What stops an owner from rigging the price to $1? The Trust retains a Call Option: list at $1/share and the Trust may buy the entire company at $1/share. Owners are terrified of losing their company for pennies — greed enforces honesty.

The Formula Option

To prevent valuation gridlock, stable businesses may opt out of the auction into a statutory Book Value Formula (e.g., 4x Revenue or 15x EBITDA) — certainty for manufacturers, market pricing for high-growth tech.

What Would Your Raise Be?

See the Compensation Preservation Protocol (CPP) work for your own paycheck

$50,000
$20k$250k
$15,000
$0$40k

The US average employer contribution is ≈ $15,000/year for family coverage — money you earn but never see in your paycheck.

Today

$50,000

+ $15,000 hidden premium

Your New Cash Wage

$65,000

an immediate $15,000 raise

Year 0 — Total Comp Freeze: the OTV certifies your Total Compensation Load at $65,000.

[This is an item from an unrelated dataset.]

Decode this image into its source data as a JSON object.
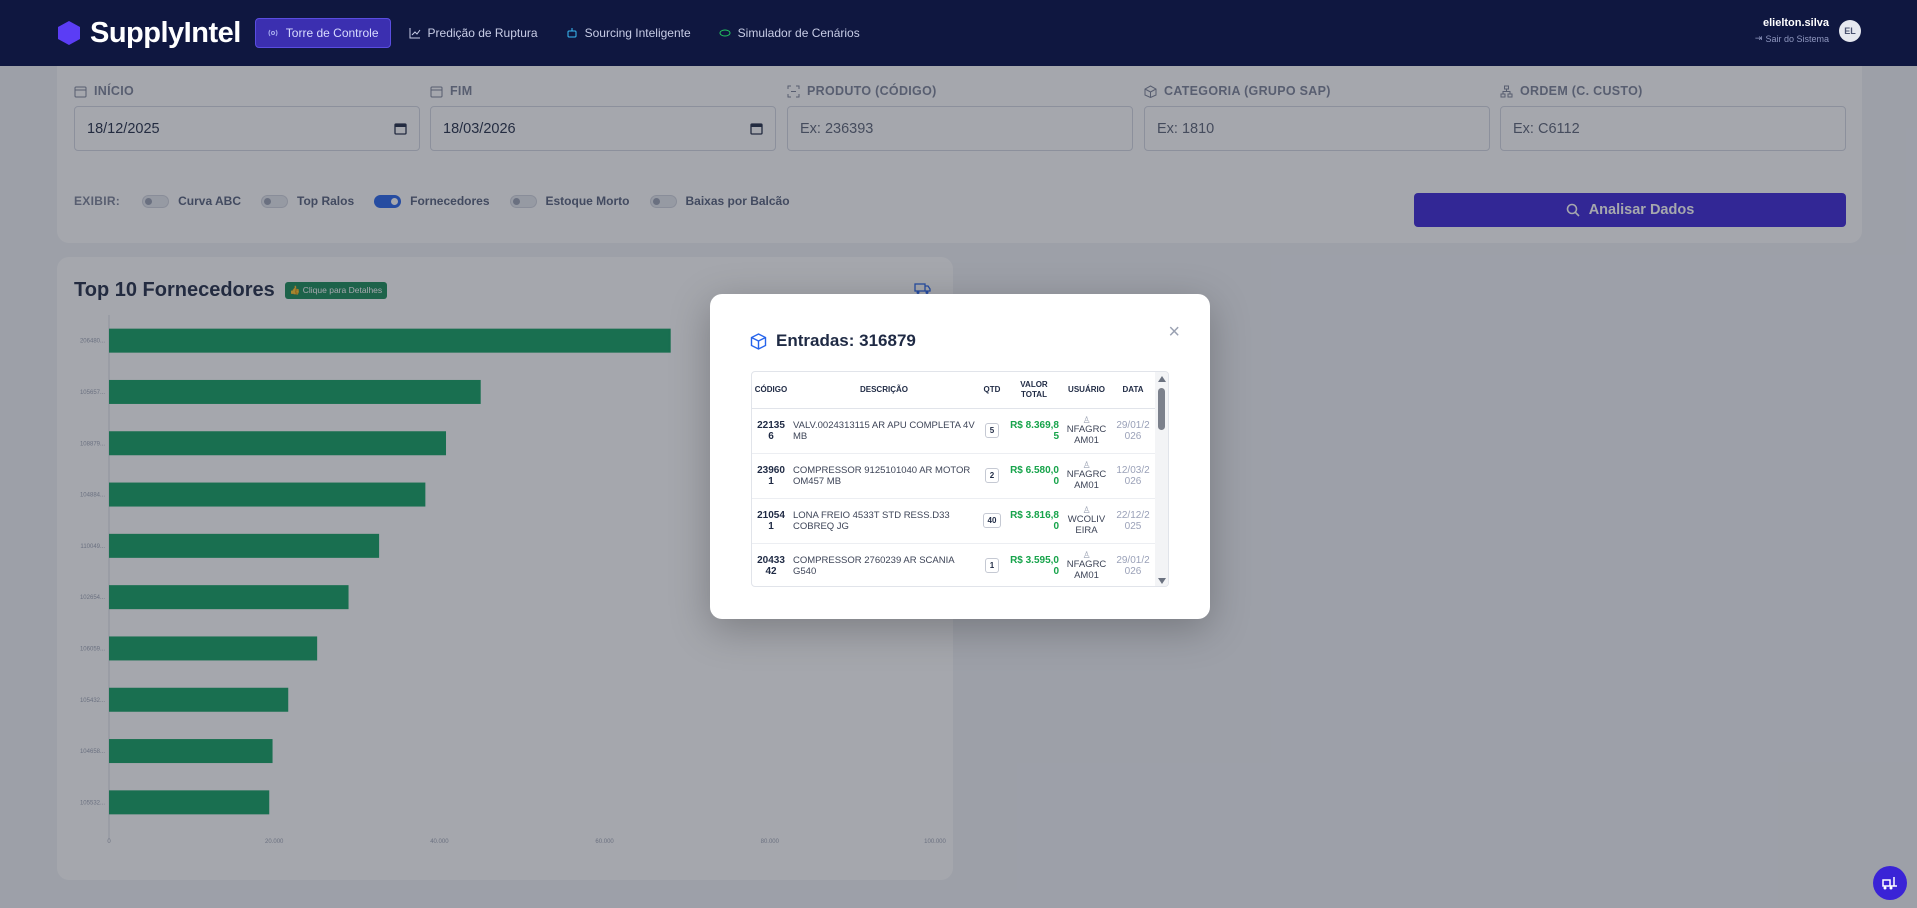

Year 1 — Mandatory Conversion: private premiums are abolished; the Fair Labor Standards Act makes the certified baseline your new minimum cash salary. Your employer’s costs don’t change a penny: $0 net.

The Wage Clawback Clause: an employer who pockets your $15,000 instead faces the Unjust Enrichment Tax — 100% of retained savings plus a 20% punitive surcharge, a $33,000 penalty. It is mathematically more expensive to steal the savings than to pay you.

Plus: your monthly Citizen’s Dividend covers the sales tax on groceries, rent, and utilities — paid before you spend a dime.